【桜林や針葉樹林などを囲む立ち入り禁止の黄色いテープ】
日本列島を縦断し大きな爪痕を残した先の台風21号。ニュースで京都府立植物園も大きな被害を受けたと知ってはいたが、暴風直撃から9日目の1日訪れて改めて被害の甚大さにショックを受けた。園内には桜林や針葉樹林などを中心に多くの場所に立ち入り禁止のテープが張り巡らされ、観覧温室内の一部でもなお立ち入り規制が続いていた。
園内で大きな樹木が相次いで倒壊したのは台風が近畿地方に再接近した10月22日夜半から23日未明にかけて。巨大なヒマラヤ杉が倒れたのをはじめ、高さ20mのレバノン杉も近くの東屋に倒れ掛かり、桜林でも樹齢約70年のソメイヨシノなど約20本が地面から根元が浮き上がるなど、約100本の大木が大きな被害を受けた。同園では26日まで4日間臨時休園し、27日から再開園していた。
そのため、倒木などの処理もてっきり一段落したものと思っていたが、園内の光景は以前とは全く異なっていた。

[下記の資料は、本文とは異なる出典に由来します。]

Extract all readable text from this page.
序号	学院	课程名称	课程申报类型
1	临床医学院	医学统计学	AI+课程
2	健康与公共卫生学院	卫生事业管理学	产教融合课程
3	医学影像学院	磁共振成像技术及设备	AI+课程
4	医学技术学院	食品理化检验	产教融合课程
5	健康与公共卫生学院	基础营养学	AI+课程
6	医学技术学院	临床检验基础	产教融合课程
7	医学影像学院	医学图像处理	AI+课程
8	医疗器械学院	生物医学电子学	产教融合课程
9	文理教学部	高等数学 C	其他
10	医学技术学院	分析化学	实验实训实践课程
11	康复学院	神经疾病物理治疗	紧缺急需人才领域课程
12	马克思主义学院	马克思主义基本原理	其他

この日は正門から入ってまず観覧温室に直行した。ところが、いつもはぐるっと回遊できるはずなのに途中のジャングル室の一部が閉鎖されておりUターン。温室を出て桜林に差し掛かると、桜の大木が何本も横倒しになったまま。さらに針葉樹林内でも根こそぎ倒れたり大きな幹が途中で折れたり、無残な姿をさらしていた。園内では倒木の幹を切るチェーンソーの音が響きわたり、枝や葉を運ぶ車も行き交って、懸命な復旧作業が続けられていた。
園内ではちょうど秋の風物詩、菊花展が開催中。来場者は見事な懸崖づくりなどに見入っていたが、一方で茫然と倒木を見つめたり処理作業を見守ったりする人たちも多かった。北山門の出入り口に、立ち入り禁止地域を赤く囲んだ園内の図面が掲げられていた。再開園して1週間近くたつが、それを見る限り、まだ全体のざっと3分の1ほどが赤く囲まれているようだった。